Jim Gaffigan: Wisconsin and Cheese

Let's talk about cheese.

Given: Wisconsin is "America's Dairyland." We are proud of our cheese. Good stuff.

However, it has not been my experience, living in Wisconsin my entire life, that everything we eat is drowned in cheese.

Am I the exception? Are my family and friends unusual in that sense?

Don't get me wrong. I embrace the whole Cheesehead thing. I love seeing our dairy cows out in the fields, mooing and chewing - quintessential Wisconsin. Cheese is good.

Cheese Production and Consumption Facts here.

---U.S. per person cheese consumption was 32.8 pounds in 2009, a slight increase from the previous year. Cheddar cheese and mozzarella cheese remain the most popular varieties of cheese. Americans typically consume 10 pounds of cheddar and 10.6 pounds of mozzarella yearly.

Overall cheese consumption continues to increase due to its versatility and adaptability to recipes, more available varieties and more women employed outside of the home. The consumer shift from at-home food preparation to purchases of partially or fully prepared foods has also benefited cheese sales.

Another contributing factor to cheese popularity in the United States has been mainstream acceptance of ethnic cooking, such as Italian and Mexican, which use substantially more cheese.

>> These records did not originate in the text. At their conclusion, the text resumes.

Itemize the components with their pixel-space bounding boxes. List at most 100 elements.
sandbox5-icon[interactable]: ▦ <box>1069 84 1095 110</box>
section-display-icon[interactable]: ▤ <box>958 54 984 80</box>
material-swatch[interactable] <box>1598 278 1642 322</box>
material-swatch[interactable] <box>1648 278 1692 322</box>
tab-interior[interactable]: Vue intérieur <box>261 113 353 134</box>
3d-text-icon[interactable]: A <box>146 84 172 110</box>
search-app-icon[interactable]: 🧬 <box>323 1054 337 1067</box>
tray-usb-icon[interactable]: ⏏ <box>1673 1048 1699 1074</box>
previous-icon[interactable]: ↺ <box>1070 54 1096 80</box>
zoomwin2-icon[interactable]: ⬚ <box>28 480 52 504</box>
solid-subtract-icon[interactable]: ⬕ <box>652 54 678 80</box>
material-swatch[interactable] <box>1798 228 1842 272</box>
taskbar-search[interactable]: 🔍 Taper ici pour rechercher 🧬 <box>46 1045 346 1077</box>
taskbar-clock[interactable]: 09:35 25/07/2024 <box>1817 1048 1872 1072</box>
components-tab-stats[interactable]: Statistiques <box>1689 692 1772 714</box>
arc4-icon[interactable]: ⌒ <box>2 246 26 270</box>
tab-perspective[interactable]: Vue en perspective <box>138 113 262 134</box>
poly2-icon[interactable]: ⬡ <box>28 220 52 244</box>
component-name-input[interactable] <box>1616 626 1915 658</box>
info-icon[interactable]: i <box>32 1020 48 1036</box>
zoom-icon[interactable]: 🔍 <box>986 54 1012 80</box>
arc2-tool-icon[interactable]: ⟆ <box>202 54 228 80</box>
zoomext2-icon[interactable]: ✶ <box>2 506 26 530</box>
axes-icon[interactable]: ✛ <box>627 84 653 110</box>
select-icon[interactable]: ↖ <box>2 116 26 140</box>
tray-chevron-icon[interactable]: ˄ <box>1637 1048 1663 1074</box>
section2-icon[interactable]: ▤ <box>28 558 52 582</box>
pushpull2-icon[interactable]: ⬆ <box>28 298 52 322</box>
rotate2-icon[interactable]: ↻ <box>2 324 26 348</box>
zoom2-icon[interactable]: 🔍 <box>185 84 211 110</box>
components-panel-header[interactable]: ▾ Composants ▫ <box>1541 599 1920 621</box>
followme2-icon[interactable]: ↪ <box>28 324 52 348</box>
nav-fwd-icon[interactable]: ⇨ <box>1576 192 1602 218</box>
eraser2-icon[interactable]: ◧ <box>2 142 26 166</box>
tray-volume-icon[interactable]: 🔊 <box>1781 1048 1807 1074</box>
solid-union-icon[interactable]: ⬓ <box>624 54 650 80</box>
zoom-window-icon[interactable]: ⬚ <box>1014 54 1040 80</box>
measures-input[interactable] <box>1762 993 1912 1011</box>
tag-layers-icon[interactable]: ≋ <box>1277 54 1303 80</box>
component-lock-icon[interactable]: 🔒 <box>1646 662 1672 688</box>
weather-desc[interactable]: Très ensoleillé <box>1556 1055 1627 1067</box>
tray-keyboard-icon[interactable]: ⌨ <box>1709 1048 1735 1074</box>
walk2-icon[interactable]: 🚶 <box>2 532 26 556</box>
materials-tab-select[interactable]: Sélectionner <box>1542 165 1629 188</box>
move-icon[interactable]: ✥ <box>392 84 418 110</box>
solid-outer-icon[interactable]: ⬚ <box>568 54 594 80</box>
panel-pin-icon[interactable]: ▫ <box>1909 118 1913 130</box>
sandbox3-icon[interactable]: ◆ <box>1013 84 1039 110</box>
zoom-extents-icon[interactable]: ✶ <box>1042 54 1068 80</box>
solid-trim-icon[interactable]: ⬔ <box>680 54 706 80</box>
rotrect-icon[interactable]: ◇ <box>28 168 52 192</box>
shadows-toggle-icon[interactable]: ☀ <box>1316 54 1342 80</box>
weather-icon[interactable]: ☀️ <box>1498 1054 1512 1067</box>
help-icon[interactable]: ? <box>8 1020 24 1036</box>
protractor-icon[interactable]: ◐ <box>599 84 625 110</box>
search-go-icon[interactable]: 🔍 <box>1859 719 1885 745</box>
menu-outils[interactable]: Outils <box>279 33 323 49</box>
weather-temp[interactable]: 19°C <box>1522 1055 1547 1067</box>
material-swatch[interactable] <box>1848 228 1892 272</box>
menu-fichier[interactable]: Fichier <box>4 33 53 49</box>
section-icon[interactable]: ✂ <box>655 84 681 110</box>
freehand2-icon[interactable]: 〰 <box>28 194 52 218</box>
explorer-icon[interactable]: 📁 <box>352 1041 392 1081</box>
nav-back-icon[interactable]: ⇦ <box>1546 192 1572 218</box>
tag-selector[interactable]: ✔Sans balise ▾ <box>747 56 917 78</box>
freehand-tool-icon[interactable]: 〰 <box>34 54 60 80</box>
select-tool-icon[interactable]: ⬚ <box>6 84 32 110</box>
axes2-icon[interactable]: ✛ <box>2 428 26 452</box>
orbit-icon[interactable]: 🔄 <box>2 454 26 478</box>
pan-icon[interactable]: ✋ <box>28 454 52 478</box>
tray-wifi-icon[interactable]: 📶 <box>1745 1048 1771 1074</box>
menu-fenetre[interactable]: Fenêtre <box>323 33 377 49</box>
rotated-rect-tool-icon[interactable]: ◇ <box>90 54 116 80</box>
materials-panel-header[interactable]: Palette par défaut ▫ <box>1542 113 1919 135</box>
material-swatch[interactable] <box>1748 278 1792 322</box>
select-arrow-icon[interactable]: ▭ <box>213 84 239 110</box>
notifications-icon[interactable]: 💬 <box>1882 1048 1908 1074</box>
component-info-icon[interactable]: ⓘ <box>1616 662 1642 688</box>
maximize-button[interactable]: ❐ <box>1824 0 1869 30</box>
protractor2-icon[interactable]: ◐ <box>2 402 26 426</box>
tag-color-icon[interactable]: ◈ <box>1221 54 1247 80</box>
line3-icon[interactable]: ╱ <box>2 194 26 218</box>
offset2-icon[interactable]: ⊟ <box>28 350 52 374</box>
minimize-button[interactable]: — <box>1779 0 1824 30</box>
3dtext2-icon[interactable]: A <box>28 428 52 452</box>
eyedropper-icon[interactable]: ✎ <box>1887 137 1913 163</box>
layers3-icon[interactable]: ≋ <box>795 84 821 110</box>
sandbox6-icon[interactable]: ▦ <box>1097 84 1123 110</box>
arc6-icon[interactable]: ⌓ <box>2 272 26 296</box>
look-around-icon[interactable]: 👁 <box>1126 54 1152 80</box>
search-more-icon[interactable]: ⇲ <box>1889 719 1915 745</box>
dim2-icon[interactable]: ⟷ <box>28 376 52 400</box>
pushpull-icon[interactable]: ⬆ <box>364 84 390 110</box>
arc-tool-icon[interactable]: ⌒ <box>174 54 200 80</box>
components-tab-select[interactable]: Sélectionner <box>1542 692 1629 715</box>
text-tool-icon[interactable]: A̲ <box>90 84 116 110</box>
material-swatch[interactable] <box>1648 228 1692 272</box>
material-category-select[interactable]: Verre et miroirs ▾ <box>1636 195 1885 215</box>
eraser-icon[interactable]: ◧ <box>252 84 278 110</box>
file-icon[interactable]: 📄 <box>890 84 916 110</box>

The popularity of Latino foods and Hispanic cheeses is at an all-time high.

---Increased cheese consumption can be attributed, in part, to growth in specialty, artisanal and farmstead cheeses.

---Internationally, Greece has the highest per person annual consumption of cheese, 82 pounds. Citizens of France and Germany also consume more cheese per year than Americans, 52 pounds and 45 pounds, respectively.
Cheese Statistics here.

More here.

Europeans consume way more cheese than we do. Interesting that the bloated Americans eat less.

Wisconsin produces the most cheese in the United States. It makes sense that we would highlight our product, but it's not like it's on or in all our food.

I don't see more cheese featured in Wisconsin restaurants, or in home-cooked meals for that matter, than in other states across the country.

Jim Gaffigan, comedian and author of the new book, Food: A Love Story, is married to a woman from Wisconsin. Obviously, he knows the state and has family ties here and he loves the cheese.

I just don't think we're that much more cheesy than other parts of the country. That's not my experience.